Names isn’t afraid of taking risks with her art projects, even it requires extra setup or cleanup.

Last month she taught Pisha’s third-grade students how to use plastic droppers to squeeze small dots of paint onto a large white piece of paper. She then demonstrated how they could blow air into a narrow straw to scatter the paint in different directions.

The result was an abstract expressionist design similar to 20th-century American painter Jackson Pollock. Names discussed Pollock’s art techniques at the start of her lesson by projecting slides of his work onto a large screen.

“This is fun!” said Bailey Monta as she watched a drop of blue paint splatter in a jagged design to the far corner of the paper.

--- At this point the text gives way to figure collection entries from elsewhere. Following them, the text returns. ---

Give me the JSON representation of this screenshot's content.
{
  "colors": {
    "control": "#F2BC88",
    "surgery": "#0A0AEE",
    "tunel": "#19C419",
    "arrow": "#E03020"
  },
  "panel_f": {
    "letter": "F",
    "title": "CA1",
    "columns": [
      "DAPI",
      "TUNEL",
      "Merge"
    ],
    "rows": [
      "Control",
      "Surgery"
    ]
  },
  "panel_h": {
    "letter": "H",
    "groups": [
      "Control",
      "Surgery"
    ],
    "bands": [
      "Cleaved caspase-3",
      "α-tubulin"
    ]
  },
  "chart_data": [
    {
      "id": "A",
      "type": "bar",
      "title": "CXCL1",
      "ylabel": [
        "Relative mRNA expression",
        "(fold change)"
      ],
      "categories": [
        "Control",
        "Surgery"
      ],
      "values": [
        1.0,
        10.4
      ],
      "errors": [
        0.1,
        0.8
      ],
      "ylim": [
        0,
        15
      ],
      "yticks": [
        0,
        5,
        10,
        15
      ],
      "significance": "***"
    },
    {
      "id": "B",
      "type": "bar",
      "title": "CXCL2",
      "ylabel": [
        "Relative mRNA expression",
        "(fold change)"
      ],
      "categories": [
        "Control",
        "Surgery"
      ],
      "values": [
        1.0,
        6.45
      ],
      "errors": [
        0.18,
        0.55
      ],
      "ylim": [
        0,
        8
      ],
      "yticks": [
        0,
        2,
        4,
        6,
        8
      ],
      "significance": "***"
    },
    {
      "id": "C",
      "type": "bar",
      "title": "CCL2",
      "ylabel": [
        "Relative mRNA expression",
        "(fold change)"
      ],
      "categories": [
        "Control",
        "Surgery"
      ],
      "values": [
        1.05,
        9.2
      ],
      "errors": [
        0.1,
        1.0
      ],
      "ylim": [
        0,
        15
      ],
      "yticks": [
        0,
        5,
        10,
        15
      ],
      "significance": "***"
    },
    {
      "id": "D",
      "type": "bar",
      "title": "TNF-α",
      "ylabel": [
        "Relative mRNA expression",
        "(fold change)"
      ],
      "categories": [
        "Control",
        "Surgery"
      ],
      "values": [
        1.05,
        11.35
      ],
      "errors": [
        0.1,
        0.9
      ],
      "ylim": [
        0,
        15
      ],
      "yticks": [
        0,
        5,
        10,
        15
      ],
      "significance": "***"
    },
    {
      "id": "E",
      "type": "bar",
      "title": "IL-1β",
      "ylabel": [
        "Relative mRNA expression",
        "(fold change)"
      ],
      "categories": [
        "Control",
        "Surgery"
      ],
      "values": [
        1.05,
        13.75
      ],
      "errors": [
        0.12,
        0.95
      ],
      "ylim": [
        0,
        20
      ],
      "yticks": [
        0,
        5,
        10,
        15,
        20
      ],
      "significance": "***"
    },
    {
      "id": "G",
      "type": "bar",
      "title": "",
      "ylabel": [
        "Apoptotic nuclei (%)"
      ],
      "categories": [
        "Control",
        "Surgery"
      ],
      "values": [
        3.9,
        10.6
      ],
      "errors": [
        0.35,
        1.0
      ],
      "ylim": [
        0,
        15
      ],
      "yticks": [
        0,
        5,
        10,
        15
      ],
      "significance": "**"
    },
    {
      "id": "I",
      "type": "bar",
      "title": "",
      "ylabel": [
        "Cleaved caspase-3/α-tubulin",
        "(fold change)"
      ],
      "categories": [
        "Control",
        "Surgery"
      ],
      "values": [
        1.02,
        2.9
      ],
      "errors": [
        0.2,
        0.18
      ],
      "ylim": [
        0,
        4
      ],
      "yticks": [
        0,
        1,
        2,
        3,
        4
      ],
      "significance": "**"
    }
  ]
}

Names is also passionate about literacy.

“Reading is extremely important to me,” said Names, who has a daughter, Savannah, in third grade and a son, Wyatt, in kindergarten. “That’s the key — that’s the foundation to learning.”

An aspiring teacher, Names received approval this year to offer a free one-hour story and art time for kindergartners. The program is offered every other Frida after kindergartners finish their regular morning or afternoon kindergarten class.

More than a dozen students signed up for the reading and art hour, during which Names reads a story, helps students with a related art project, and then reads the story again.

Recently Names read “One Fish, Two Fish, Red Fish, Blue Fish” by Dr. Seuss and had students use oil pastels and watercolors to create oil resists of their fish drawings.

In third grade, Names has created a reading incentive program that encourages students in Pisha’s class to read and earn Accelerated Reader points. Points are earned by reading books and passing comprehension tests.

Last fall, she constructed a floor-to-ceiling paper tree in the corner of the classroom and hung a paper monkey for each student in the class. When a student earned five Accelerated Reader points, they could hang a yellow construction-paper banana from their monkey and continue earning bananas toward different rewards.

“They would all cheer for each other every time they got to hang a banana,” she said.

In addition to her volunteer work, Names gets paid to teach second through sixth-grade students how to cook in a Wednesday after-school program offered this spring through Communities In Schools of Puyallup. Names purchases class materials and receives a class fee from those enrolled.

What does she like best about volunteering? “All of it,” she said. “It’s fun to be engaged with students no matter what I’m doing.”